Três livros mostram as muitas faces de Edimilson de Almeida Pereira
No antigo continente africano, especificamente nos países atuais do sul do continente até os da África subsaariana, os mensageiros oficiais e guardiões das antigas tradições eram os trovadores. Armados com agogôs e akotings, instrumentos semelhantes aos banjos, esses artistas dançavam e entoavam versos que narravam a história de seus ancestrais, transmitindo conhecimentos às gerações mais jovens.
Na Europa medieval, uma prática semelhante era comum no sul da França e no norte da Itália. Os jograis viajavam de vila em vila cantando canções populares ou versos sobre a cavalaria e o amor cortês. Já na Austrália, eram os músicos que desempenhavam essa função.
Mas e no Brasil? Quem cumpre – ou cumpriu – esse papel? Segundo Edimilson de Almeida Pereira, escritor e professor da Universidade Federal de Juiz de Fora (UFJF), são os devotos do Congado. Em seu livro “A saliva da fala – Notas sobre a poética banto-católica no Brasil”, que foi reeditado pela Fósforo, Edimilson destaca o caráter universal do criador através das experiências locais que revelam trajetórias histórico-culturais específicas.
O autor ressalta que é possível considerar como poetas criativos tanto o devoto do Congado no Brasil quanto o trovador africano, o jogral medieval e o músico australiano. Em sua pesquisa sobre as culturas rurais em áreas isoladas de Minas Gerais realizada nos anos 80, Edimilson descobriu os cantopoemas produzidos por grupos de Congado e benzeção. Esses textos orais são discursos cantados elaborados pelos devotos para períodos específicos de celebração, mas também refletem suas experiências cotidianas e realidades vividas.
No entanto, apesar da riqueza desses cantopoemas em estilos e conteúdo, eles não foram considerados fontes para o diálogo e inspiração do repertório poético brasileiro. Isso ocorreu porque a literatura dominante durante o período colonial brasileiro estava centrada na escrita, enquanto esses poemas se baseiam na oralidade.

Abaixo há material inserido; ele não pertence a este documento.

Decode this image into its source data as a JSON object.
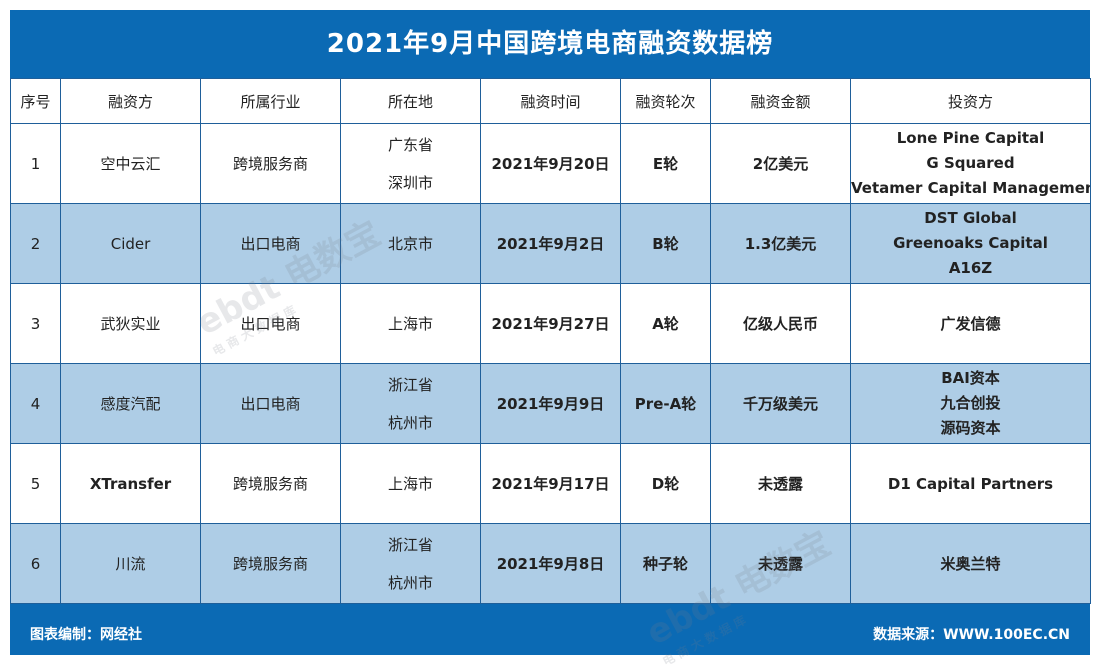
{
  "title": "2021年9月中国跨境电商融资数据榜",
  "headers": [
    "序号",
    "融资方",
    "所属行业",
    "所在地",
    "融资时间",
    "融资轮次",
    "融资金额",
    "投资方"
  ],
  "rows": [
    {
      "no": "1",
      "company": "空中云汇",
      "industry": "跨境服务商",
      "location": [
        "广东省",
        "深圳市"
      ],
      "date": "2021年9月20日",
      "round": "E轮",
      "amount": "2亿美元",
      "investors": [
        "Lone Pine Capital",
        "G Squared",
        "Vetamer Capital Management等"
      ]
    },
    {
      "no": "2",
      "company": "Cider",
      "industry": "出口电商",
      "location": [
        "北京市"
      ],
      "date": "2021年9月2日",
      "round": "B轮",
      "amount": "1.3亿美元",
      "investors": [
        "DST Global",
        "Greenoaks Capital",
        "A16Z"
      ]
    },
    {
      "no": "3",
      "company": "武狄实业",
      "industry": "出口电商",
      "location": [
        "上海市"
      ],
      "date": "2021年9月27日",
      "round": "A轮",
      "amount": "亿级人民币",
      "investors": [
        "广发信德"
      ]
    },
    {
      "no": "4",
      "company": "感度汽配",
      "industry": "出口电商",
      "location": [
        "浙江省",
        "杭州市"
      ],
      "date": "2021年9月9日",
      "round": "Pre-A轮",
      "amount": "千万级美元",
      "investors": [
        "BAI资本",
        "九合创投",
        "源码资本"
      ]
    },
    {
      "no": "5",
      "company": "XTransfer",
      "industry": "跨境服务商",
      "location": [
        "上海市"
      ],
      "date": "2021年9月17日",
      "round": "D轮",
      "amount": "未透露",
      "investors": [
        "D1 Capital Partners"
      ]
    },
    {
      "no": "6",
      "company": "川流",
      "industry": "跨境服务商",
      "location": [
        "浙江省",
        "杭州市"
      ],
      "date": "2021年9月8日",
      "round": "种子轮",
      "amount": "未透露",
      "investors": [
        "米奥兰特"
      ]
    }
  ],
  "footer": {
    "left": "图表编制：网经社",
    "right": "数据来源：WWW.100EC.CN"
  },
  "watermark": {
    "main": "电数宝",
    "sub": "电商大数据库",
    "logo": "ebdt"
  }
}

Edimilson propõe corrigir essa lacuna em sua obra “A saliva da fala…”, onde destaca as contribuições desses cantopoemas à poesia brasileira. Ele ressalta que seu interesse inicial era estudar o comportamento e organização das comunidades rurais isoladas de Minas Gerais, mas ficou intrigado com esses textos cantados.
É importante mencionar que durante o Brasil colonial, houve uma ênfase econômico-política ou ideológica atribuída à literatura escrita, fazendo com que essa forma predominasse em detrimento dos cantopoemas. O modelo dominante reconhecia apenas autores famosos circulando entre círculos letrados. Isso é muito diferente dos cantopoemas nos quais esse aspecto muitas vezes não está presente.
Dessa forma, ao explorar essas expressões poéticas únicas dos devotos do Congado em Minas Gerais, Edimilson busca valorizar as diversas formas de literatura brasileira que nem sempre recebem a devida atenção dentro do cenário literário tradicional.
| Países | Tradição dos Mensageiros |
|---|---|
| África (sul do continente até África subsaariana) | Trovadores – artistas que dançavam e entoavam versos sobre a história dos ancestrais |
| Europa medieval (sul da França e norte da Itália) | Jograis – viajavam cantando canções populares ou versos sobre cavalaria e amor cortês |
| Austrália | Músicos – desempenhavam função semelhante |
| Brasil | Devotos do Congado – produzem cantopoemas, discursos cantados que refletem experiências cotidianas e realidades vividas |
Com informações do site Estado de Minas.